Assignment 2     ©2011 Felleisen, Proulx, Chadwick, et. al.

Accumulator-Style Program Design


Due: 1/18/2011

Portfolio Problems

For each of the following problems design four different solutions (functions):


  1. Problem 31.3.4 in HtDP

  2. Produce a list of all authors of the books in the given list. (Use the book definitions used in the lecture and the lab.)

Pair Programming Assignment

1.1  Problem

  1. A database of information on localities (i.e., cities) in the USA gives us the zip code, name, state, and latitude and longitude for each locality. Design a data definition to represent a city in that contains this information for a single locality.

    Note 1: We may have several different entries for a given city, for example Boston would include the zip code 02115 and 02116, though each has a slightly different latitude and longitude.

    Note 2: Define the location of each locality as a separate data definition (long/lat).
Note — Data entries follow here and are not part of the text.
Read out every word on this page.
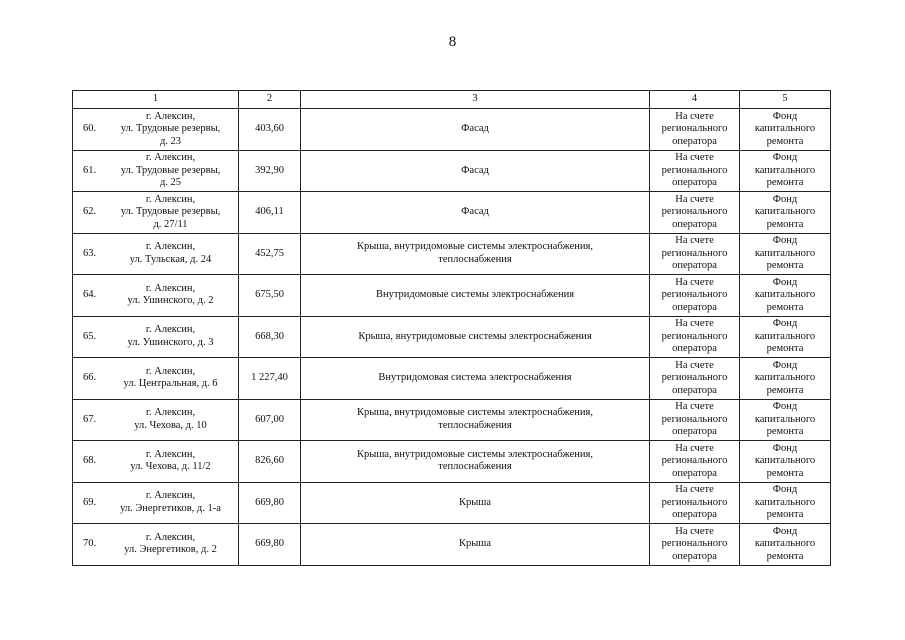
8
1	2	3	4	5

60.
г. Алексин,
ул. Трудовые резервы,
д. 23	403,60	Фасад	На счете
регионального
оператора	Фонд
капитального
ремонта

61.
г. Алексин,
ул. Трудовые резервы,
д. 25	392,90	Фасад	На счете
регионального
оператора	Фонд
капитального
ремонта

62.
г. Алексин,
ул. Трудовые резервы,
д. 27/11	406,11	Фасад	На счете
регионального
оператора	Фонд
капитального
ремонта

63.
г. Алексин,
ул. Тульская, д. 24	452,75	Крыша, внутридомовые системы электроснабжения,
теплоснабжения	На счете
регионального
оператора	Фонд
капитального
ремонта

64.
г. Алексин,
ул. Ушинского, д. 2	675,50	Внутридомовые системы электроснабжения	На счете
регионального
оператора	Фонд
капитального
ремонта

65.
г. Алексин,
ул. Ушинского, д. 3	668,30	Крыша, внутридомовые системы электроснабжения	На счете
регионального
оператора	Фонд
капитального
ремонта

66.
г. Алексин,
ул. Центральная, д. 6	1 227,40	Внутридомовая система электроснабжения	На счете
регионального
оператора	Фонд
капитального
ремонта

67.
г. Алексин,
ул. Чехова, д. 10	607,00	Крыша, внутридомовые системы электроснабжения,
теплоснабжения	На счете
регионального
оператора	Фонд
капитального
ремонта

68.
г. Алексин,
ул. Чехова, д. 11/2	826,60	Крыша, внутридомовые системы электроснабжения,
теплоснабжения	На счете
регионального
оператора	Фонд
капитального
ремонта

69.
г. Алексин,
ул. Энергетиков, д. 1-а	669,80	Крыша	На счете
регионального
оператора	Фонд
капитального
ремонта

70.
г. Алексин,
ул. Энергетиков, д. 2	669,80	Крыша	На счете
регионального
оператора	Фонд
капитального
ремонта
  2. We want to draw the cities on a map of the United States. Suppose our map is 100 pixels wide and 100 pixels tall. Design a function, named to-posn, that converts a representation of a location into a posn on the map.

    Assume that the latitude and longitude lines are parallel to the Scene boundaries (known as parallel projection). Also assume the following:

    • the left edge of the Scene is at 125 degrees longitude (in the Western Hemisphere)

    • the right edge is at 65 degrees longitude (also in the Western hemisphere)

    • the top of the Scene is at 50 degrees latitude (in the Northern hemisphere), and,

    • the bottom is at 20 degrees latitude (in the Northern hemisphere)

    Assume that we are focused only on the contiguous continental states  (i.e., we omit the beautiful states of Alaska and Hawaii... please accept our appologies).

  3. Optional Modify the function to-posn so that it consumes the width and the height of the Canvas (with the US map stretching over the entire Canvas).

  4. Design a function distance that computes the distance (in miles) between two cities. Estimates tell us that one degree of longitude (at the USA’s latitude) is approximately 55 miles, and one degree of latitude is approximately 70 miles. (Feel free to make more accurate estimates. If you do so, explain how you arrived at your numbers.)

  5. Design a function total-distance that computes the total length of a trip where you visit all cities in a list of cities in the order given in the list (assume you are a bird... or a plane... or superman).

    Note: First design the function following the Design Recipe, then modify the function to be in accumulator style. (Hand in only the accumulator style function. Make sure your purpose statement includes a line that explains the role of the accumulator.)

  6. Design a function all-states that produces a list of all the states visited on a given trip through a list of cities. Make sure each state appears in the list only once.

    Note 1: Design the function in stages: first follow the Design Recipe with the necessary local function definitions,  then optimize the function so it traverses the list of cities only once.

    Note 2: You will get partial credit if you hand in only the functions that follow the Design Recipe.

Important: Use check-expects to test your functions.